Peintre qui mit à l’honneur le pain de Dieppe, sorte de miche grossièrement imitée par les Flamands. Sa collection de croûtons fut célèbre en son temps. D’un voyage en Hainaut il rapporta un mémoire sur la décomposition de la lumière à travers un prisme de pain bis.
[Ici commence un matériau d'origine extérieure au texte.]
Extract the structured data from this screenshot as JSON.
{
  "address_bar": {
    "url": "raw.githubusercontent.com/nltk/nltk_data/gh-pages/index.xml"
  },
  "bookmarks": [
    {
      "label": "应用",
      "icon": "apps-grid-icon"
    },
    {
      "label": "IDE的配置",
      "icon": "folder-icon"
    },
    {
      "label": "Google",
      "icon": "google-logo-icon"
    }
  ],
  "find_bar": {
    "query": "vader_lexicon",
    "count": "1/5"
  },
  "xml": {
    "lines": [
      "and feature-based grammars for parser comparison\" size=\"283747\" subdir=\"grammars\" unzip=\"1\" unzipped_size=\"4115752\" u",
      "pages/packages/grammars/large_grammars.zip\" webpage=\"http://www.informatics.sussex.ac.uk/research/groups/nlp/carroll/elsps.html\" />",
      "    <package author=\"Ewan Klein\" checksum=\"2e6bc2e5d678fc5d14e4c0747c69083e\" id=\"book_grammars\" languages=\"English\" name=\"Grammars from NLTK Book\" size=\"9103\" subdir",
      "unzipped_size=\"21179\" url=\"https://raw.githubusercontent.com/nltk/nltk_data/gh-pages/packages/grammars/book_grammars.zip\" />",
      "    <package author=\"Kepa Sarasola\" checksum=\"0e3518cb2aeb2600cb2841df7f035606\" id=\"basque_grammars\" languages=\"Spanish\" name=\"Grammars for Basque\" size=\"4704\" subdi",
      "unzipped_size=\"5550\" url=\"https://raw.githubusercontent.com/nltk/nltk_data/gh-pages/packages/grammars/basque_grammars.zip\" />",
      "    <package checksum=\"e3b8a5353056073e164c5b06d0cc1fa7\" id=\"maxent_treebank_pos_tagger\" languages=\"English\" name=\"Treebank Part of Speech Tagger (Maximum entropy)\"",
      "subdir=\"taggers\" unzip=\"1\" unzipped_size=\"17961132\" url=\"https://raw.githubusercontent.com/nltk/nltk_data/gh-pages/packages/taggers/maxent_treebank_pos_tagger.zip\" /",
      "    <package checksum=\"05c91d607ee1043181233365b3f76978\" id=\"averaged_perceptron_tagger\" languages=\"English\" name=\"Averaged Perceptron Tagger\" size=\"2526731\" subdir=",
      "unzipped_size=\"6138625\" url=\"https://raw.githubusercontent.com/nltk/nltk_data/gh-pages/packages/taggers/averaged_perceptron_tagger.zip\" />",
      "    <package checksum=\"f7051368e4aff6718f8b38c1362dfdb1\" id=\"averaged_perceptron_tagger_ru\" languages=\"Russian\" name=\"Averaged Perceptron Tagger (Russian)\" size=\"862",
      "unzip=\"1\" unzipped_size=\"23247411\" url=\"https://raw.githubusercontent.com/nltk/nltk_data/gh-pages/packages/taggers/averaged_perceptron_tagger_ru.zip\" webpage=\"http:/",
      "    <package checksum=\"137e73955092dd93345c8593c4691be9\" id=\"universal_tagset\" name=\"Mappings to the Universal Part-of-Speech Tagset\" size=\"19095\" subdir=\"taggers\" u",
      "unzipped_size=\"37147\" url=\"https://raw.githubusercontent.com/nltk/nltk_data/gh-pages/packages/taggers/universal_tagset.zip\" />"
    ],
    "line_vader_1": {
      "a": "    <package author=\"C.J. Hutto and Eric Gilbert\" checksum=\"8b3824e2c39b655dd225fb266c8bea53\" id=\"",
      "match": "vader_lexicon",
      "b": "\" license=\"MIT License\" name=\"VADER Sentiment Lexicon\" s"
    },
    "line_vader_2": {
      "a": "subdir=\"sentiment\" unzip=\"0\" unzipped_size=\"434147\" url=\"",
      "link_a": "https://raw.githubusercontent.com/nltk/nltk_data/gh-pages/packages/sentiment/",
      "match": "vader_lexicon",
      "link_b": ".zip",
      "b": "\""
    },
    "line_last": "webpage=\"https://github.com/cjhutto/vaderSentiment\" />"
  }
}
Tout laisse supposer que vers 1830 un faux belge lui proposa une place de grand boulanger à l’Académie de Montbéliart, -berceau de la Pensée Bûl, cette « couque de l’esprit ». Aura-t-il décliné l’offre parce qu’il préférait à la sécurité la poursuite solitaire et parisienne de ses peintures d’épice et de munition ? Ses voisins de quartier, rue de Bruxelles, lui élevèrent une fort belle statue en mie laquée qui fait aujourd’hui encore l’admiration des peuples. Selon P. Bury, il est également l’auteur d’une phrase qu’on attribua longtemps à Bernardin de Saint-Pierre : « Nous venions de temps en temps, dans la belle saison, ma femme et moi, manger le soir une côtelette. » Figure emblématique : sur cette terre d’ombre, « Ne va pas sans mie, qui s’en peindre. » Caresser le gillet : se dit de la lecture d’une œuvre peinte à l’usage des aveugles, qui a trait à la compréhension d’une texture picturale. Avoir du gillet : posséder une belle pâte, exemple : cette peinture a du gillet ; populaire : ce pain a du gillet, est réussi.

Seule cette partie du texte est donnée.